Major tech firms like Microsoft and Uber are scaling back internal AI tool usage after discovering that the cost of compute tokens can exceed the cost of human employees. This ’tokenmaxxing’ trend is creating a financial paradox where increased efficiency and the use of AI agents drive aggregate costs up even as unit prices for tokens drop.

WiFi Signals Now Used for Invisible Surveillance

Researchers have developed a method to identify individuals with nearly 100% accuracy simply by recording WiFi communication patterns in their surroundings. Because the system uses existing router feedback signals, it can track people who aren’t even carrying a device, effectively turning every standard WiFi router into a potential invisible surveillance tool.

Samsung’s AI Memory Production Hit by Bonus War

A massive disparity in bonuses—$400,000 for memory workers versus $4,000 for others—has sparked a revolt within Samsung. Internal resentment has led to intentional production slowdowns and canceled meetings in critical packaging and testing divisions, jeopardizing the company’s ability to ship AI memory to hyperscalers on schedule.

Huawei Bypasses US Sanctions with 122TB SSD

To circumvent US sanctions on advanced 3D NAND technology, Huawei developed a proprietary Die-on-Board packaging method to create 122TB SSDs.
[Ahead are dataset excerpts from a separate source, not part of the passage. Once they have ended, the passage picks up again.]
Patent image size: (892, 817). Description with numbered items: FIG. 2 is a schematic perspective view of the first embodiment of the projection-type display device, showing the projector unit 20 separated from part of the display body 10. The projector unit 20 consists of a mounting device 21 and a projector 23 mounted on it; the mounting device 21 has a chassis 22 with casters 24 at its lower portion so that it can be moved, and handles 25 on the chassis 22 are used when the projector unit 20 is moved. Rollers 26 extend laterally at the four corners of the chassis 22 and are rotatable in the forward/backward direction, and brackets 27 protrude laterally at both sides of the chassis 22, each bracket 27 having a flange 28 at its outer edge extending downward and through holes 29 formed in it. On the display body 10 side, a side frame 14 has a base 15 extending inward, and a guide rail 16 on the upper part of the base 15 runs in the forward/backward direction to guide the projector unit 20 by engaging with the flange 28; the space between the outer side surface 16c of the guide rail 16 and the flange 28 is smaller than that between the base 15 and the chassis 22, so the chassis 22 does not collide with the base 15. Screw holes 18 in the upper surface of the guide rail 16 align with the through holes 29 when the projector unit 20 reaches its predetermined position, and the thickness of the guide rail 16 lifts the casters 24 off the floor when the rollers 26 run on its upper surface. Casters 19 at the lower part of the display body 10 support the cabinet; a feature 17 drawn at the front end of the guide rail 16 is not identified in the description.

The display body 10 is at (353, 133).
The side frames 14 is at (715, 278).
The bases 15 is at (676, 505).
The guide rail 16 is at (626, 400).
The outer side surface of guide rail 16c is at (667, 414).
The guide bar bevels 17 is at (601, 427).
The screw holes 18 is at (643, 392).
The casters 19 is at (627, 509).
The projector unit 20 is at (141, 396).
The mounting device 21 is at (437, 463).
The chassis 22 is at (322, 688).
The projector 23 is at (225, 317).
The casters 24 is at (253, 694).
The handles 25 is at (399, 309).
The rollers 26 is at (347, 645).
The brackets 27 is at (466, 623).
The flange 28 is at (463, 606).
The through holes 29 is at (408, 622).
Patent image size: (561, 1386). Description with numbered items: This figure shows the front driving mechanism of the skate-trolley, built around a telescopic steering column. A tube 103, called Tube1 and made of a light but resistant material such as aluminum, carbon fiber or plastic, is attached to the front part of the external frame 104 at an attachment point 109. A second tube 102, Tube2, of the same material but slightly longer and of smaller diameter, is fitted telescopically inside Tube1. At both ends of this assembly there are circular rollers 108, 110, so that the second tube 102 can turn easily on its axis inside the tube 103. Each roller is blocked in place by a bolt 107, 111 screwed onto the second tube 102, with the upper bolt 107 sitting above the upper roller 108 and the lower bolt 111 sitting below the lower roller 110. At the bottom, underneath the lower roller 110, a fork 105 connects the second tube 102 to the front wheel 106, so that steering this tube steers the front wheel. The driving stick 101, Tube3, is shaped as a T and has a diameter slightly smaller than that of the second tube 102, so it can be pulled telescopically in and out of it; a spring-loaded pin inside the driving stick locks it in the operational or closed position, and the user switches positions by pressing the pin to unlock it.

By mounting more NAND dies directly on the PCB rather than stacking them, Huawei has achieved high-capacity storage for AI data centers using less dense, locally available chips.
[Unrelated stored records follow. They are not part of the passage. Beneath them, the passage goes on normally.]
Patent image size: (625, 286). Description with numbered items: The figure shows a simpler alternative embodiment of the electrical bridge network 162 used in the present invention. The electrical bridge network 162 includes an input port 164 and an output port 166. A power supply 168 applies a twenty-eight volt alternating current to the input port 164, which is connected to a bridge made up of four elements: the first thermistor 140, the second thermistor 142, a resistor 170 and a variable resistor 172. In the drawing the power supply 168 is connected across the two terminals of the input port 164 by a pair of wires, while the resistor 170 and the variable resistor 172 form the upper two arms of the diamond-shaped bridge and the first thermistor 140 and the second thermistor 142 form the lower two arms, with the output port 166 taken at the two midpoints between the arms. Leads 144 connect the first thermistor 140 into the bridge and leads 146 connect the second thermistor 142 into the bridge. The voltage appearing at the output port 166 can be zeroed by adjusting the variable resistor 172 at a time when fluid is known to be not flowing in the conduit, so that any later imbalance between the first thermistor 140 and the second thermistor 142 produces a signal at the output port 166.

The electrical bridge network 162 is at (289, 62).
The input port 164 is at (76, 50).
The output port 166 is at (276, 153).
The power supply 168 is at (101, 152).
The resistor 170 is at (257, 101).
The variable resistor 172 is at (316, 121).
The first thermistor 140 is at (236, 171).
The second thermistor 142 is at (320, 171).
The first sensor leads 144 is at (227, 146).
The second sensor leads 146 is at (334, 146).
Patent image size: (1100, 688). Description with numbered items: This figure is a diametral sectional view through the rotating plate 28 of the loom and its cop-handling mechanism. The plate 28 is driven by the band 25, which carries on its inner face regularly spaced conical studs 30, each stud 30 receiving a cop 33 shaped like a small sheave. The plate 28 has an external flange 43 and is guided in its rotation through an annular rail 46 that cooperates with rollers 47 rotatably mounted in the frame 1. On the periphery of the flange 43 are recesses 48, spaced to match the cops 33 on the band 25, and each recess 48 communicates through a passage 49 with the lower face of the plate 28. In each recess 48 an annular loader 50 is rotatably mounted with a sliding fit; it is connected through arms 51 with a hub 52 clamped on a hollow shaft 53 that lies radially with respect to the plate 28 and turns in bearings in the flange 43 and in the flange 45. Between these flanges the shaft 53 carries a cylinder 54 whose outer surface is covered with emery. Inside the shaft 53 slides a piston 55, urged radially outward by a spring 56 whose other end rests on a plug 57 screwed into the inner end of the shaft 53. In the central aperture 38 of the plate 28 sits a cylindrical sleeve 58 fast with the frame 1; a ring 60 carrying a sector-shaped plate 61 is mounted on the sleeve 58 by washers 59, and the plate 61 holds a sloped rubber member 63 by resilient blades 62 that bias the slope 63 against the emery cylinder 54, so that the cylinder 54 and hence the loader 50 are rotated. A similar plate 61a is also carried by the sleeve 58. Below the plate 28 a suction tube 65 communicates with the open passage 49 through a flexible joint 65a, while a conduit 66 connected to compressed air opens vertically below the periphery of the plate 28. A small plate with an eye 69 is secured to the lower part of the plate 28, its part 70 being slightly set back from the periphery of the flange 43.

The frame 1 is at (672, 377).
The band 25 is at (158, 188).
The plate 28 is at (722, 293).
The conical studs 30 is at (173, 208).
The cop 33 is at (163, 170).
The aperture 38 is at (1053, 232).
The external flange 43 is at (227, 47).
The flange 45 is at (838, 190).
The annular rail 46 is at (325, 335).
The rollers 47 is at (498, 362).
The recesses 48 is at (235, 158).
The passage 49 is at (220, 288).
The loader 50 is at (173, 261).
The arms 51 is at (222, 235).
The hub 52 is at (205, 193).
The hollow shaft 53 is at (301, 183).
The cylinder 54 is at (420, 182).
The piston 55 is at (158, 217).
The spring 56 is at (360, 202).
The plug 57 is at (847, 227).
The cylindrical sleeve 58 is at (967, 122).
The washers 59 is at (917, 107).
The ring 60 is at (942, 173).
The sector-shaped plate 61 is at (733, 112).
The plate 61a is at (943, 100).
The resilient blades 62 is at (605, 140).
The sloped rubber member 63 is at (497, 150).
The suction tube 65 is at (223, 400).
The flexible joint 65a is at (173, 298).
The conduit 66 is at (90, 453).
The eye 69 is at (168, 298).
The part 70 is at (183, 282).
Megalodon Malware Poisons 5,500 GitHub Repos

A massive automated campaign called ‘Megalodon’ has infected over 5,500 GitHub repositories with malware designed to steal cloud credentials and SSH keys. The attack targets CI/CD pipelines, meaning that if a repository owner merges a malicious commit, the attacker can impersonate the developer’s cloud identity across AWS, GCP, and Azure.

Texas Sues Meta Over WhatsApp Encryption Claims

The Texas Attorney General has sued Meta, alleging that WhatsApp does not actually provide the end-to-end encryption it claims. While the lawsuit relies heavily on a single Bloomberg report and lacks technical evidence, it claims Meta can read user communications in their entirety, contradicting years of company testimony and independent security audits.

C# Redesigns ‘Unsafe’ for Better Memory Safety

Microsoft is redesigning the ‘unsafe’ keyword in C# to align with the safety models of Rust and Swift. The new model forces developers to explicitly document safety contracts and propagate unsafety through the call graph, making memory-unsafe operations visible and reviewable rather than implied by convention.